A Canadian college student wrote,
Gen Z is an incredibly isolated group of people. We have shallow friendships and superfluous romantic relationships that are mediated and governed to a large degree by social media…. There is hardly a sense of community on campus and it’s not hard to see. Oftentimes I’ll arrive early to a lecture to find a room of 30+ students sitting together in complete silence, absorbed in their smartphones, afraid to speak and be heard by their peers. This leads to further isolation and weakening of self-identity and confidence, something I know because I’ve experienced it firsthand (pp. 122-23).
It has led to skyrocketing rates of depression and anxiety in teenagers. Girls suffer as a result of comparing themselves to others on social media. “The rate of self-harm for … young adolescent girls nearly tripled from 2010 to 2020” (p. 31). The threat to boys is addiction to video games and pornography.

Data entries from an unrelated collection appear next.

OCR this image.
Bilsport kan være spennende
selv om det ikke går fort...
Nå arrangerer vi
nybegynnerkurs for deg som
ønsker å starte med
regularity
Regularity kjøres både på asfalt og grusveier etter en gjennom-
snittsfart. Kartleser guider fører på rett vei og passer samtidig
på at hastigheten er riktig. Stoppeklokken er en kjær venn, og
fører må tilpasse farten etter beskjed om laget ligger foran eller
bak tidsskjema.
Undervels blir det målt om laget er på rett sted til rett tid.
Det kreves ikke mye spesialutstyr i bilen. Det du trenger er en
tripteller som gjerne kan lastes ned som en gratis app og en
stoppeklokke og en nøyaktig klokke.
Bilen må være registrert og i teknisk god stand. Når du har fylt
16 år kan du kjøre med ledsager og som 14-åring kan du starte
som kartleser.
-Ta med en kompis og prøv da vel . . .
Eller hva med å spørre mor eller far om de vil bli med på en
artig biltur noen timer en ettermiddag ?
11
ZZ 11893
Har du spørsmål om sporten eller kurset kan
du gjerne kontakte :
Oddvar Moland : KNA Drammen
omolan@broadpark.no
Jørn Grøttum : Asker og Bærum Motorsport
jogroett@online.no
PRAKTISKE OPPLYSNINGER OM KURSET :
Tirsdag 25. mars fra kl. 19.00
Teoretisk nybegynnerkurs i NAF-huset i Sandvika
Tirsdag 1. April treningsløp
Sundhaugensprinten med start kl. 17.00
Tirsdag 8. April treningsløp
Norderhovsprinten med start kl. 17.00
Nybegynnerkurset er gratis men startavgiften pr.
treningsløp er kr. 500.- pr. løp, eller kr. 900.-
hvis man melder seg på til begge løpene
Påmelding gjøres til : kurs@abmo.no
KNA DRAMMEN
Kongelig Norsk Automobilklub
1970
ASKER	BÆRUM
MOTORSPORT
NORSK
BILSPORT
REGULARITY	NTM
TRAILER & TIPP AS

Teens, limit the amount of time you spend on digital devices. Discipline yourself. Proverbs 25:28 warns, “A man without self-control is like a city broken into and left without walls.” Just as an ancient city without walls was vulnerable to attack, so too much screen time will make you vulnerable to depression, anxiety, and deficient social skills.
Young men (and older men), pornography is “addictive, progressive, and deadly” (James Dobson). The images you view become indelibly etched on your mind. Viewing pornography will cause crushing guilt, rendering you spiritually impotent, and will harm your relationship with your future wife. Not least, it is a grievous sin against the holiness of God (Mt. 5:27-30).
Parents, here are four recommendations that Haidt makes for raising your children.
No smartphones before high school. They should only have basic phones with no internet.
No social media before age 16. Let their brains develop first.
Schools should be phone-free zones.
Bring back unsupervised play. This is how kids naturally develop social skills and become self-governing.
My wife and I raised our first three children before the advent of the smartphone, social media, and online gaming. We raised the final two during the digital revolution. The task has been vastly more difficult. If we had it to do over, there is much that we would do differently. I highly recommend The Anxious Generation to parents.